You Should Know … Adam Neuman

Adam Neuman
Adam Neuman (Courtesy of Adam Neuman)

Adam Neuman, 33, grew up in Pikesville as a major Baltimore Ravens football fan. After graduating from Yeshivat Rambam Maimonides Academy in 2008, Neuman knew he wanted to combine his loves of business and sports into a career.

For the next two years, Neuman went to Yeshivat Shaalvim in Israel and then ventured to New York City for college at Yeshiva University. He continued his education at the University of Pennsylvania Carey Law School. Once he graduated from Penn’s law school, Neuman received a master’s in public administration from Penn’s Fels Institute of Government.

After finishing school, Neuman took a job working for the Big Ten Conference. Now, he is the chief of staff and special adviser to the president of the Ravens.

Neuman lives in Pikesville and belongs to both Congregation Shomrei Emunah and Pikesville Jewish Congregation.

What do you do as the chief of staff and special adviser to the president of the Baltimore Ravens?

I oversee all of the business operations for the Baltimore Ravens, from legal to finance to stadium operations. I assist the president in all of his day-to-day activities. I always really loved sports as a kid. I thought it developed values in people that other facets of life do not. I think sports has a unique ability to bring people together. I had an opportunity to meet with Mark Wilf, who owns the Minnesota Vikings, when I was at Yeshiva University. He was kind enough to extend me an internship with the Vikings, which I had on and off for three years throughout law school.

Have you always been a Ravens fan?

Yes, which has been a very pretty amazing phenomenon that I was able to come and work for my own team. It’s really amazing development to bring gear, memorabilia, memories and experiences into a building where you get a lot of those things for free now as an employee. People will talk about a game, or they’ll talk about a moment, and I’ll know it because I saw it.

What is the most fulfilling part of your job?

Creating positive memories for people and having the ability to brighten people’s days. [I] see people decompress and bond with people they don’t look like and talk to people they might never have anything else in common with other than a love of something a little bit greater than themselves. I think it is something that’s really missing in society.

I see that in religion. I see that in shul where people that may not talk to each other are united by God.
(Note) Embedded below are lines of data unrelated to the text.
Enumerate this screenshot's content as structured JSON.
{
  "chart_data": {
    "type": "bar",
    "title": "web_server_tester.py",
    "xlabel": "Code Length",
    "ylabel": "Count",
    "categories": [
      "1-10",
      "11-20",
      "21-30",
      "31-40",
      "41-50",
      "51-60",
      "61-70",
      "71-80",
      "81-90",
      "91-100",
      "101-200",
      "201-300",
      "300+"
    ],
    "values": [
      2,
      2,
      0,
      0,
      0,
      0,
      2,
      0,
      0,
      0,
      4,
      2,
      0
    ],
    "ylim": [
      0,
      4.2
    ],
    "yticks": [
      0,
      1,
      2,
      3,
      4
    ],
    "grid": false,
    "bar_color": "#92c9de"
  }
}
What do you do during the game?

Typically before games, I take a very detailed overview of [things like] what the stadium looks like, how they run concessions, what they do with merchandise and what their signage looks like around the building. [I look at] how they warm up, how they practice things on the business operation side and what their bathrooms look like. Then, during the game, I’ll typically watch the game and root for the team. But it’s more about the relationships you build on the road with the team, the football staff, the nutritionists, the equipment managers and the coaches. It’s a real bonding activity. It’s important for business and football to integrate in the proper way because they really rely on each other.
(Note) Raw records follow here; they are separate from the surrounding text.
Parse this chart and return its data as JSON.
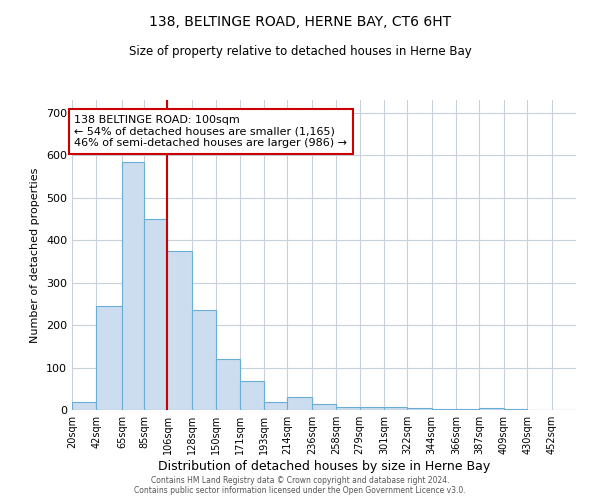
{
  "title": "138, BELTINGE ROAD, HERNE BAY, CT6 6HT",
  "subtitle": "Size of property relative to detached houses in Herne Bay",
  "xlabel": "Distribution of detached houses by size in Herne Bay",
  "ylabel": "Number of detached properties",
  "bar_color": "#ccddf0",
  "bar_edge_color": "#6aaed6",
  "grid_color": "#c8d0dc",
  "marker_line_color": "#cc0000",
  "annotation_line1": "138 BELTINGE ROAD: 100sqm",
  "annotation_line2": "← 54% of detached houses are smaller (1,165)",
  "annotation_line3": "46% of semi-detached houses are larger (986) →",
  "annotation_box_edge": "#cc0000",
  "footer_line1": "Contains HM Land Registry data © Crown copyright and database right 2024.",
  "footer_line2": "Contains public sector information licensed under the Open Government Licence v3.0.",
  "bin_edges": [
    20,
    42,
    65,
    85,
    106,
    128,
    150,
    171,
    193,
    214,
    236,
    258,
    279,
    301,
    322,
    344,
    366,
    387,
    409,
    430,
    452,
    474
  ],
  "values": [
    18,
    245,
    585,
    450,
    375,
    235,
    120,
    68,
    20,
    30,
    13,
    8,
    6,
    7,
    5,
    3,
    2,
    4,
    2,
    1,
    0
  ],
  "tick_labels": [
    "20sqm",
    "42sqm",
    "65sqm",
    "85sqm",
    "106sqm",
    "128sqm",
    "150sqm",
    "171sqm",
    "193sqm",
    "214sqm",
    "236sqm",
    "258sqm",
    "279sqm",
    "301sqm",
    "322sqm",
    "344sqm",
    "366sqm",
    "387sqm",
    "409sqm",
    "430sqm",
    "452sqm"
  ],
  "red_line_bin_index": 4,
  "ylim": [
    0,
    730
  ],
  "yticks": [
    0,
    100,
    200,
    300,
    400,
    500,
    600,
    700
  ]
}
Football doesn’t play on Shabbat, right?

No, it does not. It’s one of the reasons I wanted to move from college to pros. It was just easier on my schedule. College football is typically on Saturdays, and the NFL plays on Sundays, Mondays and Thursdays. Everyone I speak to is very aware of my observance levels.
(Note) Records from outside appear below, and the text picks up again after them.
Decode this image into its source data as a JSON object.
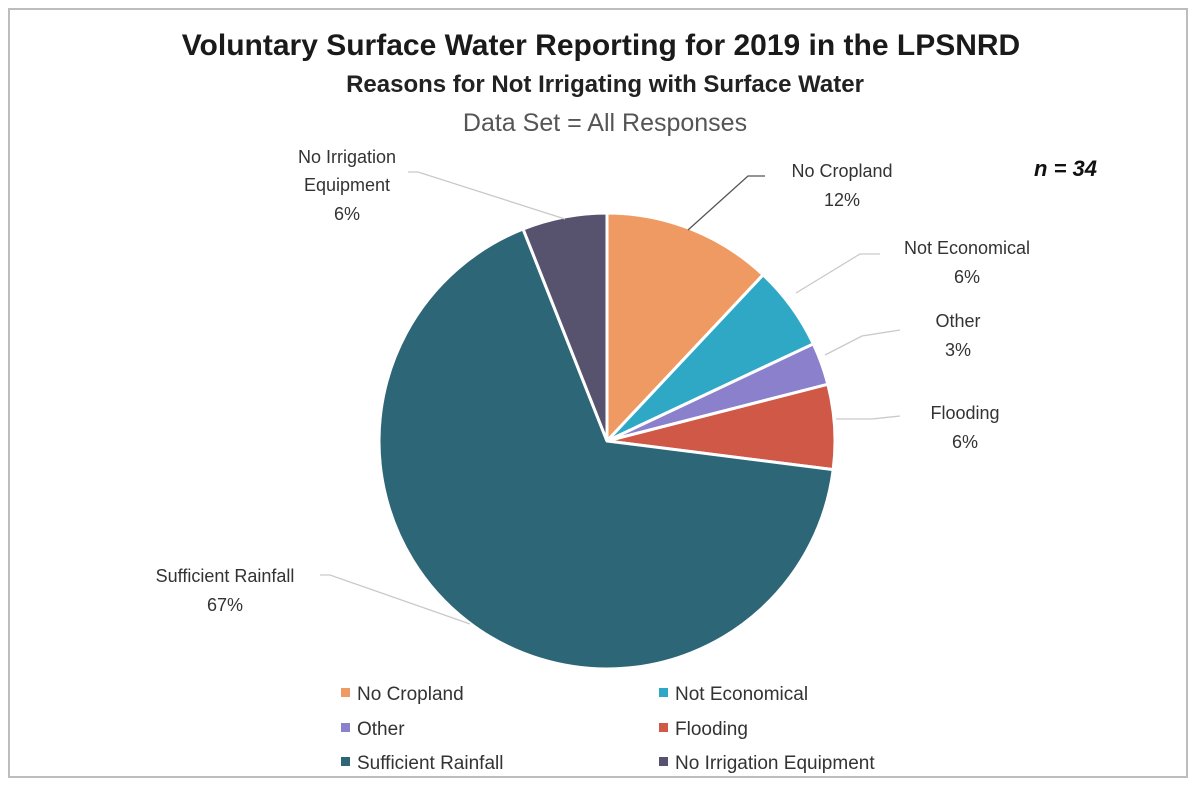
{
  "chart_data": {
    "type": "pie",
    "title": "Voluntary Surface Water Reporting for 2019 in the LPSNRD",
    "subtitle": "Reasons for Not Irrigating with Surface Water",
    "subtitle2": "Data Set = All Responses",
    "annotation": "n = 34",
    "slices": [
      {
        "name": "No Cropland",
        "value": 12,
        "label": "12%",
        "color": "#ef9a62"
      },
      {
        "name": "Not Economical",
        "value": 6,
        "label": "6%",
        "color": "#2fa8c6"
      },
      {
        "name": "Other",
        "value": 3,
        "label": "3%",
        "color": "#8a80cc"
      },
      {
        "name": "Flooding",
        "value": 6,
        "label": "6%",
        "color": "#cf5846"
      },
      {
        "name": "Sufficient Rainfall",
        "value": 67,
        "label": "67%",
        "color": "#2d6677"
      },
      {
        "name": "No Irrigation Equipment",
        "value": 6,
        "label": "6%",
        "color": "#57536f"
      }
    ],
    "legend_placement": "bottom",
    "label_lines": {
      "no_cropland": "No Cropland",
      "not_economical": "Not Economical",
      "other": "Other",
      "flooding": "Flooding",
      "sufficient_rainfall": "Sufficient Rainfall",
      "no_irrigation_1": "No Irrigation",
      "no_irrigation_2": "Equipment"
    }
  }
}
I’m very specific about what I can eat, what I can do and what I can say. I put that out very, very proudly. Some people accept it, some people don’t, but so far, so good. I’m in Nebraska on the road, I’m still keeping kosher. I find a way to make it work. I’m very upfront about my observance level with the people that I work with and the people I engage with.

What is something that someone would be surprised to learn about you?

I love listening to Jewish music. My favorite singer is probably Zusha. My favorite song is Gershon Albert’s Niggun [Hodaah]. I’ve shared my love of niggunim with players. I think they’ve identified with [the songs] because there’s no words. It’s kind of just like singing. I have shared that with players and coaches.